Multiple Sclerosis actually means 'many scars'. The words are used to describe a major disease of the nervous system, which literally becomes 'scarred' and stops functioning properly. A very simple way of describing what goes on in MS is to compare the nerves that run throughout our bodies to electrical wiring - like the wiring in a house. The wire carries electrical signals, and is insulated by a plastic coating. Our nerves conduct signals around the body - rather like the wire, and are also insulated. The insulating material is called 'Myelin', and it is this that gets damaged in MS.
Areas of the myelin become inflamed (as yet the cause of this is uncertain), the body then tries to heal this damage with a little 'scar' or 'plaque' which prevents the signals from passing easily through the affected nerve any more. Short circuits and muddled messages happen instead of easy conduction - just like damaged wiring.
The Nervous System runs all the main functions of the body. This drawing is very simplified, but shows how nerves are connected to the brain and fan outwards from the Spinal cord. In Multiple Sclerosis, damage can occur almost anywhere, but usually takes place in the brain and the spinal cord itself.
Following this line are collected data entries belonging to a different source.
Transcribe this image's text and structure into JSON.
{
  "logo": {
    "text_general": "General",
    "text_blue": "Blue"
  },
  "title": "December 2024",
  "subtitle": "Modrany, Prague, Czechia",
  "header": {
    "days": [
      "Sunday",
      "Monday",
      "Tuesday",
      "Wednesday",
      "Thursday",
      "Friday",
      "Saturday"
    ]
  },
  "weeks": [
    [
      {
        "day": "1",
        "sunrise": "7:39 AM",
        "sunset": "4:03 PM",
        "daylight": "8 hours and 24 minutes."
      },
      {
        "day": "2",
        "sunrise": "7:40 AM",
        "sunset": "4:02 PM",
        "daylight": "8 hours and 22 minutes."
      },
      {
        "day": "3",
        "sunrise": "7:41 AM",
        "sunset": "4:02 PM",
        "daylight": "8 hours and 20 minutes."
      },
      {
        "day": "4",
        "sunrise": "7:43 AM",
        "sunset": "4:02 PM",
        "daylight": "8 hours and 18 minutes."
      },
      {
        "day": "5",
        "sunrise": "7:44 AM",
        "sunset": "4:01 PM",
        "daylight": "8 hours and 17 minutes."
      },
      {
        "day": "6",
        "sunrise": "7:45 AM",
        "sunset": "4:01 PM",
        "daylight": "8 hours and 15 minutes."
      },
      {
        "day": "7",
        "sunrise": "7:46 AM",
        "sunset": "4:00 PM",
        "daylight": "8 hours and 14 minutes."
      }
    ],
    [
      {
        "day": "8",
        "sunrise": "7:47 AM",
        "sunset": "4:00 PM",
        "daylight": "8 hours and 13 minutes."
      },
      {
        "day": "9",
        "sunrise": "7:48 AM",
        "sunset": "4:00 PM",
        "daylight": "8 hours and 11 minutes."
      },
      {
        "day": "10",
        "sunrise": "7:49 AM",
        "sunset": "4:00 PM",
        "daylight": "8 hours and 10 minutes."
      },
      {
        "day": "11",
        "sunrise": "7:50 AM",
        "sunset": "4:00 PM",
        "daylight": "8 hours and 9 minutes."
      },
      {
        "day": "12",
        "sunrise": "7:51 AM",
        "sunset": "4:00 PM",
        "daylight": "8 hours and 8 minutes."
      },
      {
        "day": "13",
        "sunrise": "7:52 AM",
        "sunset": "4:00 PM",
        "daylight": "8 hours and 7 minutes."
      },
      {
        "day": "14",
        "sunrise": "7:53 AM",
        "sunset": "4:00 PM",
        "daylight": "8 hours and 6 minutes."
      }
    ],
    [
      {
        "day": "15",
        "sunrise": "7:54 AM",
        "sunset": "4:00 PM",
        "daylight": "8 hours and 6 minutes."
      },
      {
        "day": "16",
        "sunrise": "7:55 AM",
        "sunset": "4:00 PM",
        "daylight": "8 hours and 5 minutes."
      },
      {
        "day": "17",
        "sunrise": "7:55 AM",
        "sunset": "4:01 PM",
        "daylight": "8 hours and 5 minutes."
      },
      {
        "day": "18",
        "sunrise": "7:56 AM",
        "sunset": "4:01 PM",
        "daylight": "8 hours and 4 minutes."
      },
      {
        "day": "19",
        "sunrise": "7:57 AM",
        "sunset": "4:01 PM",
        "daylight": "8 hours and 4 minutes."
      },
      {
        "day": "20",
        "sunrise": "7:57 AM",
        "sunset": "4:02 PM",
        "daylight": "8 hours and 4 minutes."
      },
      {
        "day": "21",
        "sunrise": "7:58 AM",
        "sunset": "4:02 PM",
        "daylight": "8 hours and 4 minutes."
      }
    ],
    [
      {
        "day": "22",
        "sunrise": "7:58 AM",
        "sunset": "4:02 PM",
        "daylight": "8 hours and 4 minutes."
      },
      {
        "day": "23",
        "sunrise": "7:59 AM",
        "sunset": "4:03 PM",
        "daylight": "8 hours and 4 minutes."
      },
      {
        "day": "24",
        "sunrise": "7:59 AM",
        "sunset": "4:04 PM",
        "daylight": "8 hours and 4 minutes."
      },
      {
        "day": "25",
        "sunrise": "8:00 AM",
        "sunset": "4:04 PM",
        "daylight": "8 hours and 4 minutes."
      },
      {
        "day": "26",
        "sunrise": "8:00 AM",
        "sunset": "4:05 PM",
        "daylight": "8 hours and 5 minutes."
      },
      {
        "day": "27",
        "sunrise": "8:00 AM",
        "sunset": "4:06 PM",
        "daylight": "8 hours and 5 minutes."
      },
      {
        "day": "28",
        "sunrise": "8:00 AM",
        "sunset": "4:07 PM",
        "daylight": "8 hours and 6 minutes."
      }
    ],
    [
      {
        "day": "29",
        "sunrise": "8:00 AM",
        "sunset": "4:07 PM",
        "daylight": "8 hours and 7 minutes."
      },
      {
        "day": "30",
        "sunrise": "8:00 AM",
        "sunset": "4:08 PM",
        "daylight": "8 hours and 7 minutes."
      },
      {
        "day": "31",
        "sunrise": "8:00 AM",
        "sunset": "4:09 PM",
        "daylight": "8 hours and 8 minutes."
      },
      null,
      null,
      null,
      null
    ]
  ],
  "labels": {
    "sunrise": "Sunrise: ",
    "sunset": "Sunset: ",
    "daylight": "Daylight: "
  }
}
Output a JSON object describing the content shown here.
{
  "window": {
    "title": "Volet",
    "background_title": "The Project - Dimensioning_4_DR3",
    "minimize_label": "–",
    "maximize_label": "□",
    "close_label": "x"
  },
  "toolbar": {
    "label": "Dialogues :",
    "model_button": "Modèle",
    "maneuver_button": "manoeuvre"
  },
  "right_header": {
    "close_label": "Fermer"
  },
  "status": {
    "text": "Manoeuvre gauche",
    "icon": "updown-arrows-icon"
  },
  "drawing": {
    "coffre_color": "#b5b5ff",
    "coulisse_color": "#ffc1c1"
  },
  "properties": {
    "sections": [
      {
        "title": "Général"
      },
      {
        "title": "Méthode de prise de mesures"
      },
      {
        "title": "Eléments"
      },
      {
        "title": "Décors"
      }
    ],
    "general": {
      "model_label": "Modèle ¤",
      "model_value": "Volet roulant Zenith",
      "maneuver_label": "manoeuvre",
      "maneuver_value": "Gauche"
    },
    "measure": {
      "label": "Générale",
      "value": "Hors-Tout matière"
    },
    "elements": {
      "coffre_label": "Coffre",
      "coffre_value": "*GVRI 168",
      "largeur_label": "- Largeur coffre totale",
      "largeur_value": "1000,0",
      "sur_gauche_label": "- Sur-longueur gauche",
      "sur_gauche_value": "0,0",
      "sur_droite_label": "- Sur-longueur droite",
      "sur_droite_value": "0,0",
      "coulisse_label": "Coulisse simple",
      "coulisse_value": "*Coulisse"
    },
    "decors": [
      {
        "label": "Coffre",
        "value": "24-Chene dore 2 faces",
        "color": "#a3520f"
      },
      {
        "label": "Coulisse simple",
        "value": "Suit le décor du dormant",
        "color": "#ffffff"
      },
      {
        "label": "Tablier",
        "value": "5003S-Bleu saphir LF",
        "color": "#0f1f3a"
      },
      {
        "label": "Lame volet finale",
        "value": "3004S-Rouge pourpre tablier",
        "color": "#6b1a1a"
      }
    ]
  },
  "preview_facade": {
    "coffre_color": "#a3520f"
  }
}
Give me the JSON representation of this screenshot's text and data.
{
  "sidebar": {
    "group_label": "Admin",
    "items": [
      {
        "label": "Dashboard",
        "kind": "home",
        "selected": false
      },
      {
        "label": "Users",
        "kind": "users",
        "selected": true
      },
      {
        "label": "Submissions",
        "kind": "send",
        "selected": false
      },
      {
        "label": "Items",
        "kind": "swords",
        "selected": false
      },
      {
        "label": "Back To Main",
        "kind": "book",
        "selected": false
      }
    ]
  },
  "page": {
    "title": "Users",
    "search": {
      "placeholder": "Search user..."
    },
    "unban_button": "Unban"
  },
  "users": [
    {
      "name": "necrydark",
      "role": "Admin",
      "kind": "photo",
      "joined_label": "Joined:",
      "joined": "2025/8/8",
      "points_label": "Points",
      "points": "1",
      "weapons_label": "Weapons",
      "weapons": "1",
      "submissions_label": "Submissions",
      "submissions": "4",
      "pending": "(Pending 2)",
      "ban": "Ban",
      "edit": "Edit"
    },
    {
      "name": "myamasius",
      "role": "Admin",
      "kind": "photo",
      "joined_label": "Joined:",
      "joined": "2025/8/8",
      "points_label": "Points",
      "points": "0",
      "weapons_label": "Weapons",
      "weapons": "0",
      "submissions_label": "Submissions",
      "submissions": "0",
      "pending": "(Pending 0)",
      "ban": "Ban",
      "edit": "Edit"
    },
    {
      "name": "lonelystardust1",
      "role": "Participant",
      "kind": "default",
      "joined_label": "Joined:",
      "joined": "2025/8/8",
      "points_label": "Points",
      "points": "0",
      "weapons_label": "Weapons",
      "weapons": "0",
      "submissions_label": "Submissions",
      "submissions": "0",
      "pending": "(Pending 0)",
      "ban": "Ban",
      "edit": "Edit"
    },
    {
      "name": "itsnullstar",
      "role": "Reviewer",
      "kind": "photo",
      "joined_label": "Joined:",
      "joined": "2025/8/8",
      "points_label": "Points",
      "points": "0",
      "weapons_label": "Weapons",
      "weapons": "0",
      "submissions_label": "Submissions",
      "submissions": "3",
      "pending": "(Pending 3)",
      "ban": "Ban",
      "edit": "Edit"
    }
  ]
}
The damage is indiscriminate, totally unpredictable, and can cause havoc. Symptoms from numbness in fingers and toes, blindness, loss of the use of limbs to incontinence and having difficulty swallowing - terrifying things that strike the individual out of the blue, often quite suddenly.
Multiple Sclerosis affects more women than men, at a ratio of about 3:2. It can be called a 'young persons' disease as most people are diagnosed between the ages of 20 and 40 years. The symptoms can disable very rapidly, or remain relatively mild, but as mentioned above, the way the disease affects an individual is unpredictable. There is currently no cure for MS, though various treatments are available at the centre for the symptoms of the condition.